Встреча с Леной и Наташей вроде бы никак не повлияла на Андрея – увидел и забыл. Но на самом деле повлияла, да еще как. Андрей вдруг словно проснулся от долгой изнурительной спячки, огляделся по сторонам и ужаснулся от увиденного. До этого гражданская жизнь казалась ему вполне благополучной или, по крайней мере, сносной. В домах относительно тепло и относительно сытно, бомбы и снаряды на голову не падают – чего еще надо. Но это было не так и даже совсем не так. Война шла и здесь, на гражданке, и, может быть, еще более ожесточенная, чем в Афганистане или в Чечне. Война за каждую улицу, за каждый дом, за каждый подъезд и квартиру. Тут тоже были и свои артналеты, и бомбежки, и свои зачистки, и свои бесчисленные, миллионные жертвы.
Но на реальной войне смерть оправдана и даже необходима: без нее не бывает ни побед, ни поражений. Война – это, в общем-то, жизнь смерти во всей ее будничной простоте. Она рождается при каждом выстреле, при каждом полете пули и снаряда, тайно присутствует между солдат и офицеров, сидит с ними у костра, бредет рядом по горным тропам и пескам, наугад выбирая свою жертву, она ненасытна и, самое страшное, – вечна. Это жизнь всегда случайная и конечная, а смерть, увы, бессмертна. Там, где у жизни конец, – у смерти лишь торжествующее начало. Кто выбрал себе профессию военного, тот должен это хорошо знать и не пугаться на войне смерти, какой бы тяжелой и страшной она ни была.

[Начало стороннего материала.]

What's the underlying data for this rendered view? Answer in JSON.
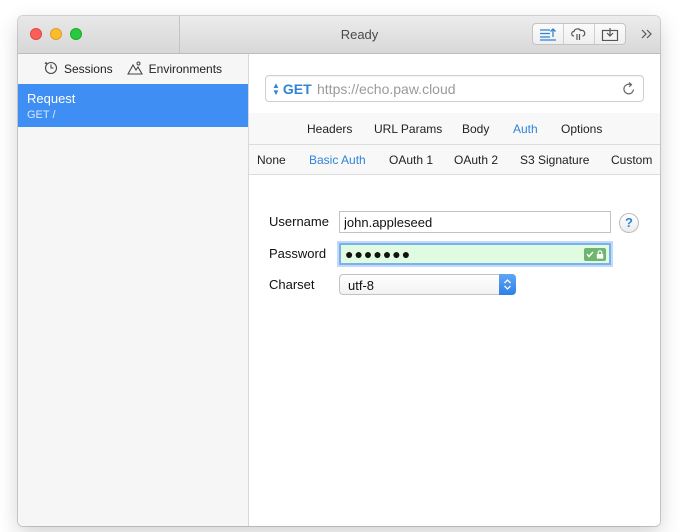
{
  "window": {
    "title": "Ready",
    "toolbar_icons": [
      "request-list-icon",
      "cloud-sync-icon",
      "export-icon"
    ],
    "more_icon": "double-chevron-right-icon"
  },
  "sidebar": {
    "tabs": [
      {
        "label": "Sessions",
        "icon": "clock-icon"
      },
      {
        "label": "Environments",
        "icon": "mountain-icon"
      }
    ],
    "items": [
      {
        "name": "Request",
        "subtitle": "GET /",
        "selected": true
      }
    ]
  },
  "request": {
    "method": "GET",
    "url_placeholder": "https://echo.paw.cloud",
    "reload_icon": "reload-icon"
  },
  "tabs": {
    "labels": [
      "Headers",
      "URL Params",
      "Body",
      "Auth",
      "Options"
    ],
    "active": "Auth"
  },
  "auth_tabs": {
    "labels": [
      "None",
      "Basic Auth",
      "OAuth 1",
      "OAuth 2",
      "S3 Signature",
      "Custom"
    ],
    "active": "Basic Auth"
  },
  "form": {
    "username_label": "Username",
    "username_value": "john.appleseed",
    "password_label": "Password",
    "password_masked": "●●●●●●●",
    "charset_label": "Charset",
    "charset_value": "utf-8",
    "help_label": "?"
  },
  "colors": {
    "accent": "#2f84d8",
    "selection": "#3f8ef4",
    "password_fill": "#dffbe0"
  }
}
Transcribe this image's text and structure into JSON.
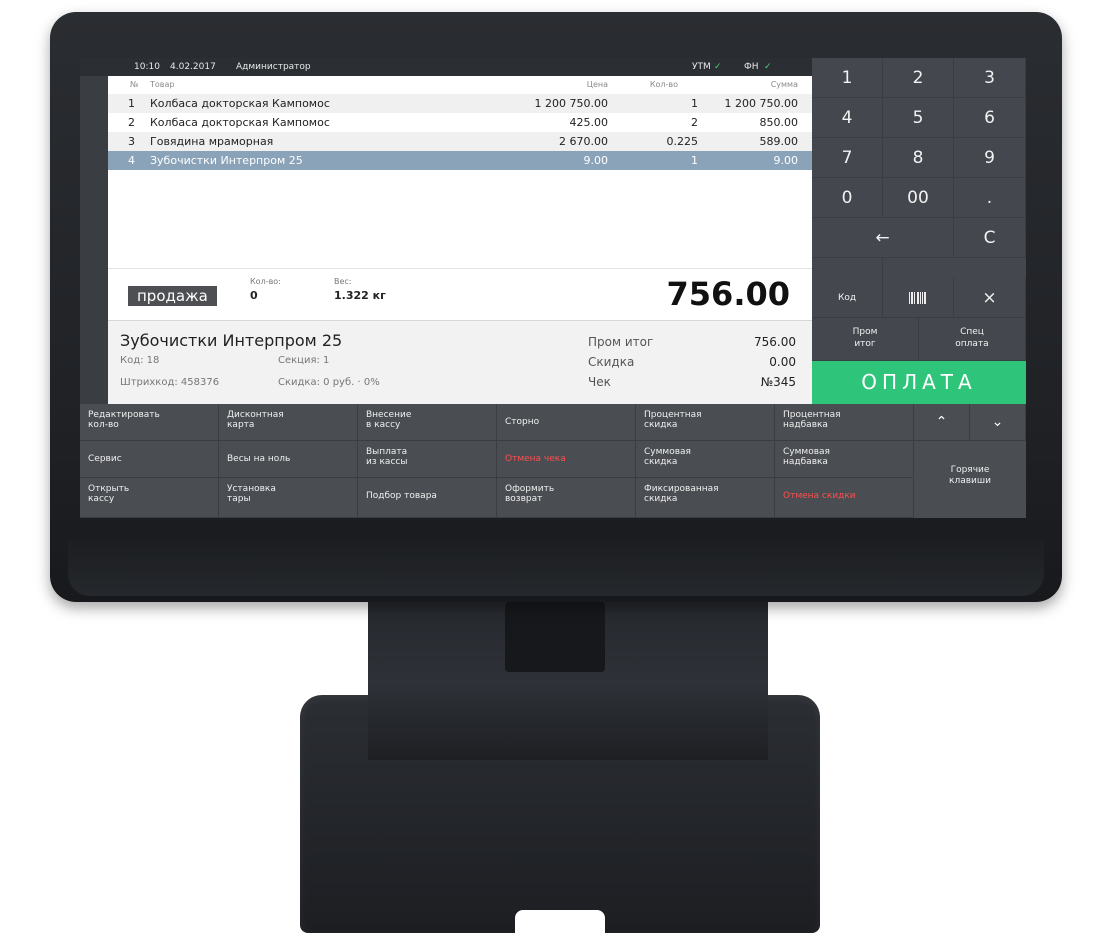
{
  "colors": {
    "accent_pay": "#2ec47a",
    "selected_row": "#8aa3b8",
    "danger_text": "#ff4e4e",
    "check_ok": "#44d37d"
  },
  "status": {
    "time": "10:10",
    "date": "4.02.2017",
    "user": "Администратор",
    "utm": "УТМ",
    "fn": "ФН",
    "check_icon": "check-icon"
  },
  "table": {
    "headers": {
      "num": "№",
      "item": "Товар",
      "price": "Цена",
      "qty": "Кол-во",
      "sum": "Сумма"
    },
    "rows": [
      {
        "num": "1",
        "name": "Колбаса докторская Кампомос",
        "price": "1 200 750.00",
        "qty": "1",
        "sum": "1 200 750.00"
      },
      {
        "num": "2",
        "name": "Колбаса докторская Кампомос",
        "price": "425.00",
        "qty": "2",
        "sum": "850.00"
      },
      {
        "num": "3",
        "name": "Говядина мраморная",
        "price": "2 670.00",
        "qty": "0.225",
        "sum": "589.00"
      },
      {
        "num": "4",
        "name": "Зубочистки Интерпром 25",
        "price": "9.00",
        "qty": "1",
        "sum": "9.00"
      }
    ]
  },
  "totals": {
    "mode": "продажа",
    "qty_label": "Кол-во:",
    "qty_value": "0",
    "weight_label": "Вес:",
    "weight_value": "1.322 кг",
    "grand_total": "756.00"
  },
  "info": {
    "product_name": "Зубочистки Интерпром 25",
    "code": "Код: 18",
    "section": "Секция: 1",
    "barcode": "Штрихкод: 458376",
    "discount": "Скидка: 0 руб. · 0%",
    "subtotal_label": "Пром итог",
    "subtotal_value": "756.00",
    "discount_label": "Скидка",
    "discount_value": "0.00",
    "receipt_label": "Чек",
    "receipt_value": "№345"
  },
  "keypad": {
    "digits": [
      "1",
      "2",
      "3",
      "4",
      "5",
      "6",
      "7",
      "8",
      "9",
      "0",
      "00",
      "."
    ],
    "backspace": "←",
    "clear": "C",
    "code_label": "Код",
    "barcode_icon": "barcode-icon",
    "cancel": "×",
    "subtotal_line1": "Пром",
    "subtotal_line2": "итог",
    "special_line1": "Спец",
    "special_line2": "оплата",
    "pay": "ОПЛАТА"
  },
  "functions": {
    "r1": [
      "Редактировать\nкол-во",
      "Дисконтная\nкарта",
      "Внесение\nв кассу",
      "Сторно",
      "Процентная\nскидка",
      "Процентная\nнадбавка"
    ],
    "r2": [
      "Сервис",
      "Весы на ноль",
      "Выплата\nиз кассы",
      "Отмена чека",
      "Суммовая\nскидка",
      "Суммовая\nнадбавка"
    ],
    "r3": [
      "Открыть\nкассу",
      "Установка\nтары",
      "Подбор товара",
      "Оформить\nвозврат",
      "Фиксированная\nскидка",
      "Отмена скидки"
    ],
    "up": "^",
    "down": "⌄",
    "hotkeys_line1": "Горячие",
    "hotkeys_line2": "клавиши"
  }
}
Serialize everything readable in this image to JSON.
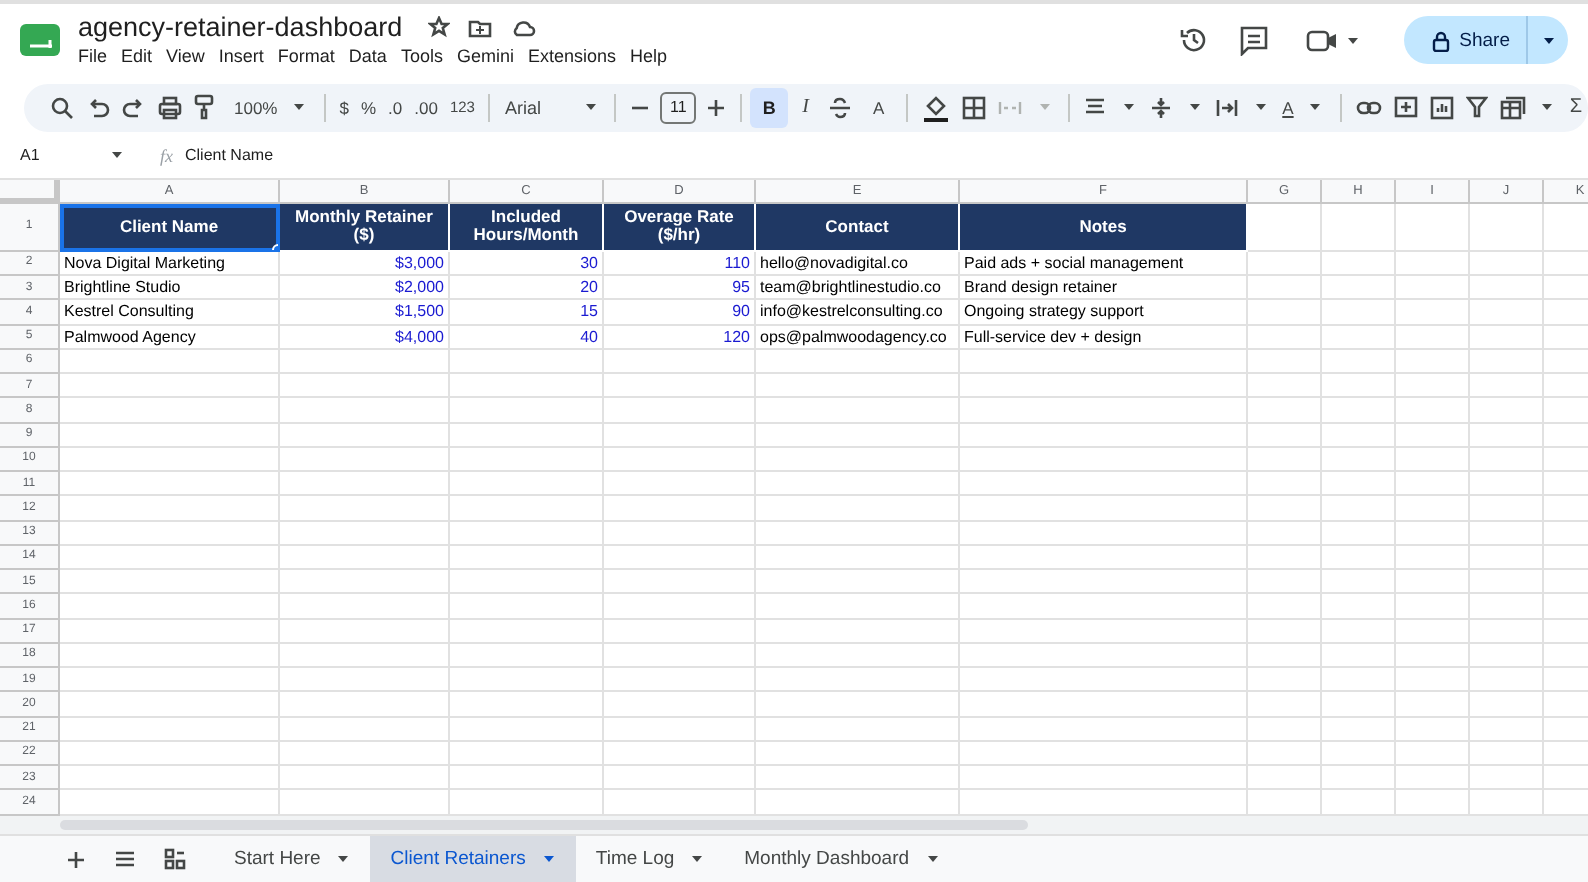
{
  "document": {
    "title": "agency-retainer-dashboard"
  },
  "menus": [
    "File",
    "Edit",
    "View",
    "Insert",
    "Format",
    "Data",
    "Tools",
    "Gemini",
    "Extensions",
    "Help"
  ],
  "share_button": {
    "label": "Share"
  },
  "toolbar": {
    "zoom": "100%",
    "currency": "$",
    "percent": "%",
    "decrease_decimals": ".0",
    "increase_decimals": ".00",
    "number_format": "123",
    "font": "Arial",
    "font_size": "11",
    "bold": {
      "label": "B",
      "selected": true
    },
    "italic": "I",
    "text_color": "A",
    "text_rotation": "A",
    "sum": "Σ"
  },
  "formula_bar": {
    "cell_reference": "A1",
    "fx": "fx",
    "formula": "Client Name"
  },
  "sheet": {
    "column_letters": [
      "A",
      "B",
      "C",
      "D",
      "E",
      "F",
      "G",
      "H",
      "I",
      "J",
      "K"
    ],
    "header_row": [
      {
        "text": "Client Name",
        "kind": "text",
        "selected": true
      },
      {
        "text": "Monthly Retainer ($)",
        "kind": "number",
        "selected": false
      },
      {
        "text": "Included Hours/Month",
        "kind": "number",
        "selected": false
      },
      {
        "text": "Overage Rate ($/hr)",
        "kind": "number",
        "selected": false
      },
      {
        "text": "Contact",
        "kind": "text",
        "selected": false
      },
      {
        "text": "Notes",
        "kind": "text",
        "selected": false
      }
    ],
    "rows": [
      [
        "Nova Digital Marketing",
        "$3,000",
        "30",
        "110",
        "hello@novadigital.co",
        "Paid ads + social management"
      ],
      [
        "Brightline Studio",
        "$2,000",
        "20",
        "95",
        "team@brightlinestudio.co",
        "Brand design retainer"
      ],
      [
        "Kestrel Consulting",
        "$1,500",
        "15",
        "90",
        "info@kestrelconsulting.co",
        "Ongoing strategy support"
      ],
      [
        "Palmwood Agency",
        "$4,000",
        "40",
        "120",
        "ops@palmwoodagency.co",
        "Full-service dev + design"
      ]
    ],
    "row_numbers": [
      "1",
      "2",
      "3",
      "4",
      "5",
      "6",
      "7",
      "8",
      "9",
      "10",
      "11",
      "12",
      "13",
      "14",
      "15",
      "16",
      "17",
      "18",
      "19",
      "20",
      "21",
      "22",
      "23",
      "24"
    ]
  },
  "sheet_tabs": [
    {
      "label": "Start Here",
      "selected": false
    },
    {
      "label": "Client Retainers",
      "selected": true
    },
    {
      "label": "Time Log",
      "selected": false
    },
    {
      "label": "Monthly Dashboard",
      "selected": false
    }
  ]
}
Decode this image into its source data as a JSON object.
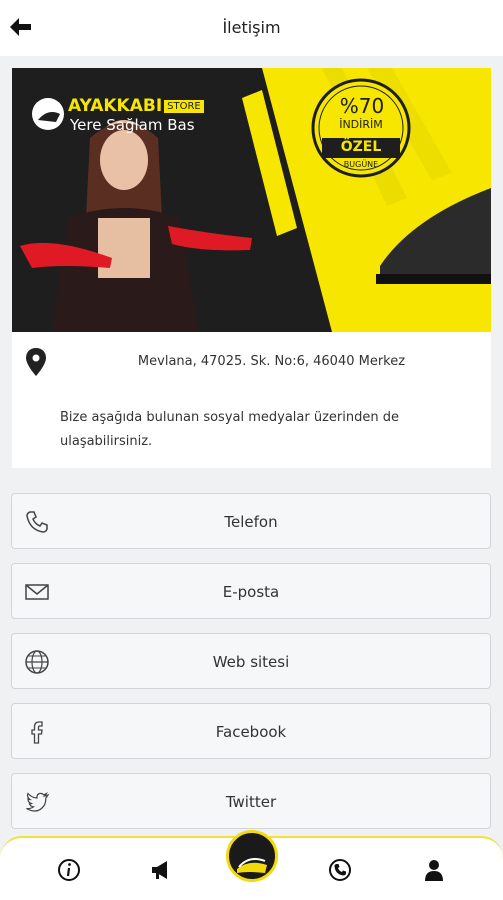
{
  "header": {
    "title": "İletişim"
  },
  "banner": {
    "brand": "AYAKKABI",
    "store": "STORE",
    "slogan": "Yere Sağlam Bas",
    "badge": {
      "percent": "%70",
      "discount": "İNDİRİM",
      "special": "ÖZEL",
      "sub": "BUGÜNE"
    }
  },
  "contact": {
    "address": "Mevlana, 47025. Sk. No:6, 46040 Merkez",
    "note": "Bize aşağıda bulunan sosyal medyalar üzerinden de ulaşabilirsiniz."
  },
  "buttons": [
    {
      "label": "Telefon",
      "icon": "phone-icon"
    },
    {
      "label": "E-posta",
      "icon": "mail-icon"
    },
    {
      "label": "Web sitesi",
      "icon": "globe-icon"
    },
    {
      "label": "Facebook",
      "icon": "facebook-icon"
    },
    {
      "label": "Twitter",
      "icon": "twitter-icon"
    }
  ],
  "tabbar": {
    "items": [
      "info-icon",
      "megaphone-icon",
      "home-logo",
      "phone-circle-icon",
      "person-icon"
    ],
    "accent": "#f4d90b"
  },
  "colors": {
    "yellow": "#f6e600",
    "dark": "#1e1e1e"
  }
}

Но то на войне! А здесь, в мирной жизни, ради которой война и ведется («бой идет не ради славы, ради жизни на земле»), почему смерть тоже везде торжествует и празднует победу?! Причем часто еще более страшную, чем в бою. Пока Андрей и ему подобные воевали, отстаивая, каким говорили, честь и достоинство великой державы, она при полном попустительстве этой державы проникла к ним в тыл и полностью овладела необъятным пространством от моря и до моря. Стоит только выглянуть в окно, чтоб увидеть: вот она – рядом. Ведь нельзя же назвать жизнью жалкое существование заживо гниющих бомжей, которые с утра до ночи снуют возле мусорных баков, кормятся объедками, отлавливают для еды бродячих котов и собак; или существование бездомных детей, тысячами прозябающих и тысячами умирающих в подвалах и полузвериных норах вдоль теплотрасс; или обездоленных стариков и старух, в одночасье превратившихся в нищих и теперь вынужденных наподобие Васи Горбуна стоять с протянутой рукой на паперти и у подъездов богатых офисов; или молодых женщин, добровольно идущих ради куска хлеба на поругание и в рабство; и еще сотни и сотни подобных «или».
Так за что же воевал Андрей?! За жизнь или за смерть?! И если за жизнь, то за какую?! За ту, которую нежданно-негаданно обрели Лена с Наташей, или за убогое, полунищее да еще и презираемое счастливчиками существование миллионов простых, обыкновенных людей?!
Скорее всего, за жизнь первых, потому что жизнь вторых нынче не в цене, она опозорена и унижена до последнего предела и сплошь и рядом страшней любой, самой мучительной смерти.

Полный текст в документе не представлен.